Il secondo punto critico è il prezzo. Si parte da 849 euro, con la versione top che sfiora i 1000 euro. Una soglia che impone aspettative altissime, soprattutto in un segmento dove ogni dettaglio conta. Il pannello LTPS e non LTPO, lo Snapdragon 8s Gen 3 al posto dell’8 Elite, alcune scelte costruttive che faticano a giustificare la collocazione nella fascia alta. E tutto questo in un mercato dove iPhone 16, Galaxy S25, Pixel e la concorrenza cinese offrono alternative più complete e spesso a cifre più contenute. Basta uno sguardo al nostro canale Telegram delle offerte per rendersene conto.

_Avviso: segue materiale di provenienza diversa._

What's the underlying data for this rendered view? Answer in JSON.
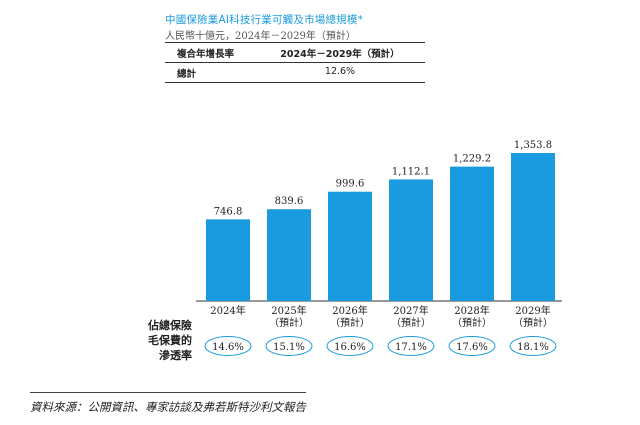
{
  "header": {
    "title": "中國保險業AI科技行業可觸及市場總規模*",
    "subtitle": "人民幣十億元，2024年－2029年（預計）"
  },
  "summary_table": {
    "col1_header": "複合年增長率",
    "col2_header": "2024年－2029年（預計）",
    "row_label": "總計",
    "row_value": "12.6%"
  },
  "penetration": {
    "label_lines": [
      "佔總保險",
      "毛保費的",
      "滲透率"
    ],
    "values": [
      "14.6%",
      "15.1%",
      "16.6%",
      "17.1%",
      "17.6%",
      "18.1%"
    ]
  },
  "source": "資料來源：公開資訊、專家訪談及弗若斯特沙利文報告",
  "colors": {
    "bar": "#1a9be0",
    "ellipse": "#1a9be0",
    "title": "#1a9be0"
  },
  "chart_data": {
    "type": "bar",
    "categories": [
      "2024年",
      "2025年",
      "2026年",
      "2027年",
      "2028年",
      "2029年"
    ],
    "category_sublabels": [
      "",
      "（預計）",
      "（預計）",
      "（預計）",
      "（預計）",
      "（預計）"
    ],
    "values": [
      746.8,
      839.6,
      999.6,
      1112.1,
      1229.2,
      1353.8
    ],
    "data_labels": [
      "746.8",
      "839.6",
      "999.6",
      "1,112.1",
      "1,229.2",
      "1,353.8"
    ],
    "title": "中國保險業AI科技行業可觸及市場總規模*",
    "ylabel": "",
    "xlabel": "",
    "ylim": [
      0,
      1353.8
    ],
    "grid": false,
    "legend": "none"
  }
}
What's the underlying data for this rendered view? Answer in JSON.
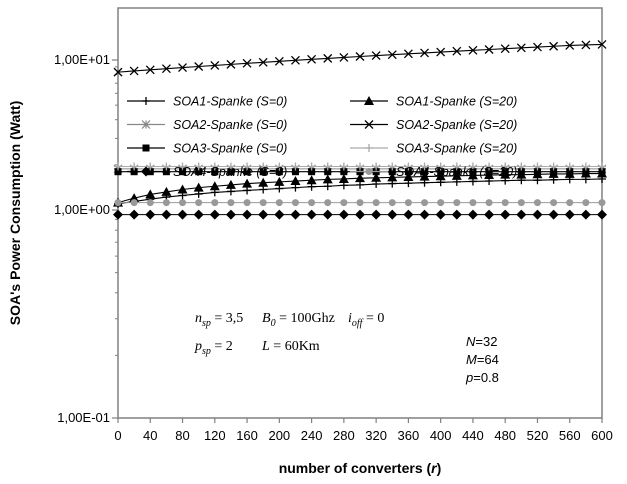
{
  "chart_data": {
    "type": "line",
    "xlabel": "number of converters (r)",
    "ylabel": "SOA's Power Consumption (Watt)",
    "yscale": "log",
    "xlim": [
      0,
      600
    ],
    "ylim": [
      0.1,
      20
    ],
    "xticks": [
      "0",
      "40",
      "80",
      "120",
      "160",
      "200",
      "240",
      "280",
      "320",
      "360",
      "400",
      "440",
      "480",
      "520",
      "560",
      "600"
    ],
    "yticks": [
      {
        "value": 10,
        "label": "1,00E+01"
      },
      {
        "value": 1,
        "label": "1,00E+00"
      },
      {
        "value": 0.1,
        "label": "1,00E-01"
      }
    ],
    "grid": false,
    "legend_position": "inside-top",
    "x": [
      0,
      20,
      40,
      60,
      80,
      100,
      120,
      140,
      160,
      180,
      200,
      220,
      240,
      260,
      280,
      300,
      320,
      340,
      360,
      380,
      400,
      420,
      440,
      460,
      480,
      500,
      520,
      540,
      560,
      580,
      600
    ],
    "series": [
      {
        "name": "SOA1-Spanke (S=0)",
        "marker": "plus",
        "color": "#000000",
        "values": [
          1.1,
          1.14,
          1.18,
          1.22,
          1.25,
          1.28,
          1.31,
          1.33,
          1.35,
          1.37,
          1.39,
          1.41,
          1.43,
          1.44,
          1.46,
          1.47,
          1.49,
          1.5,
          1.51,
          1.52,
          1.53,
          1.54,
          1.55,
          1.56,
          1.57,
          1.58,
          1.58,
          1.59,
          1.6,
          1.6,
          1.61
        ]
      },
      {
        "name": "SOA1-Spanke (S=20)",
        "marker": "triangle",
        "color": "#000000",
        "values": [
          1.12,
          1.2,
          1.27,
          1.32,
          1.37,
          1.41,
          1.44,
          1.47,
          1.5,
          1.52,
          1.54,
          1.56,
          1.58,
          1.6,
          1.61,
          1.63,
          1.64,
          1.65,
          1.66,
          1.67,
          1.68,
          1.69,
          1.7,
          1.71,
          1.72,
          1.72,
          1.73,
          1.74,
          1.74,
          1.75,
          1.75
        ]
      },
      {
        "name": "SOA2-Spanke (S=0)",
        "marker": "asterisk",
        "color": "#888888",
        "values": [
          1.88,
          1.88,
          1.88,
          1.88,
          1.88,
          1.88,
          1.88,
          1.88,
          1.88,
          1.88,
          1.88,
          1.88,
          1.88,
          1.88,
          1.88,
          1.88,
          1.88,
          1.88,
          1.88,
          1.88,
          1.88,
          1.88,
          1.88,
          1.88,
          1.88,
          1.88,
          1.88,
          1.88,
          1.88,
          1.88,
          1.88
        ]
      },
      {
        "name": "SOA2-Spanke (S=20)",
        "marker": "cross",
        "color": "#000000",
        "values": [
          8.3,
          8.45,
          8.6,
          8.75,
          8.9,
          9.05,
          9.2,
          9.35,
          9.5,
          9.65,
          9.8,
          9.95,
          10.1,
          10.25,
          10.4,
          10.55,
          10.7,
          10.85,
          11.0,
          11.15,
          11.3,
          11.45,
          11.6,
          11.75,
          11.9,
          12.05,
          12.2,
          12.35,
          12.5,
          12.6,
          12.7
        ]
      },
      {
        "name": "SOA3-Spanke (S=0)",
        "marker": "square",
        "color": "#000000",
        "values": [
          1.8,
          1.8,
          1.8,
          1.8,
          1.8,
          1.8,
          1.8,
          1.8,
          1.8,
          1.8,
          1.8,
          1.8,
          1.8,
          1.8,
          1.8,
          1.8,
          1.8,
          1.8,
          1.8,
          1.8,
          1.8,
          1.8,
          1.8,
          1.8,
          1.8,
          1.8,
          1.8,
          1.8,
          1.8,
          1.8,
          1.8
        ]
      },
      {
        "name": "SOA3-Spanke (S=20)",
        "marker": "plus",
        "color": "#aaaaaa",
        "values": [
          1.95,
          1.95,
          1.95,
          1.95,
          1.95,
          1.95,
          1.95,
          1.95,
          1.95,
          1.95,
          1.95,
          1.95,
          1.95,
          1.95,
          1.95,
          1.95,
          1.95,
          1.95,
          1.95,
          1.95,
          1.95,
          1.95,
          1.95,
          1.95,
          1.95,
          1.95,
          1.95,
          1.95,
          1.95,
          1.95,
          1.95
        ]
      },
      {
        "name": "SOA4-Spanke (S=0)",
        "marker": "diamond",
        "color": "#000000",
        "values": [
          0.95,
          0.95,
          0.95,
          0.95,
          0.95,
          0.95,
          0.95,
          0.95,
          0.95,
          0.95,
          0.95,
          0.95,
          0.95,
          0.95,
          0.95,
          0.95,
          0.95,
          0.95,
          0.95,
          0.95,
          0.95,
          0.95,
          0.95,
          0.95,
          0.95,
          0.95,
          0.95,
          0.95,
          0.95,
          0.95,
          0.95
        ]
      },
      {
        "name": "SOA4-Spanke (S=20)",
        "marker": "circle",
        "color": "#999999",
        "values": [
          1.12,
          1.12,
          1.12,
          1.12,
          1.12,
          1.12,
          1.12,
          1.12,
          1.12,
          1.12,
          1.12,
          1.12,
          1.12,
          1.12,
          1.12,
          1.12,
          1.12,
          1.12,
          1.12,
          1.12,
          1.12,
          1.12,
          1.12,
          1.12,
          1.12,
          1.12,
          1.12,
          1.12,
          1.12,
          1.12,
          1.12
        ]
      }
    ],
    "annotations": {
      "params_line1": [
        {
          "sym": "n",
          "sub": "sp",
          "rest": " = 3,5"
        },
        {
          "sym": "B",
          "sub": "0",
          "rest": " = 100Ghz"
        },
        {
          "sym": "i",
          "sub": "off",
          "rest": " = 0"
        }
      ],
      "params_line2": [
        {
          "sym": "p",
          "sub": "sp",
          "rest": " = 2"
        },
        {
          "sym": "L",
          "sub": "",
          "rest": " = 60Km"
        }
      ],
      "switch_params": [
        {
          "sym": "N",
          "rest": "=32"
        },
        {
          "sym": "M",
          "rest": "=64"
        },
        {
          "sym": "p",
          "rest": "=0.8"
        }
      ]
    }
  }
}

E poi c’è un ulteriore elemento, quasi paradossale: Phone 3a Pro, già sul mercato, costa la metà e nella vita di tutti i giorni offre un’esperienza molto simile. Le differenze ci sono, ma diventano sottili, e fanno apparire il Phone (3) come un esercizio di stile difficile da difendere sul piano della razionalità.
Alla fine, la domanda è inevitabile: vale la pena acquistare Nothing Phone (3)? Ad oggi, no. Il prezzo è troppo alto, almeno 250 euro oltre quello che sarebbe un posizionamento più sensato, quando calerà di prezzo se ne riparlerà perché comunque il prodotto c’è. Anche volendo cercare un target preciso, è difficile identificare il pubblico ideale per questo prodotto. Forse i fan più accaniti del brand, ma non sembra convincere nemmeno loro. O magari chi vuole fare l’alternativo a tutti i costi, e in quel caso, ognuno è libero di seguire la propria estetica.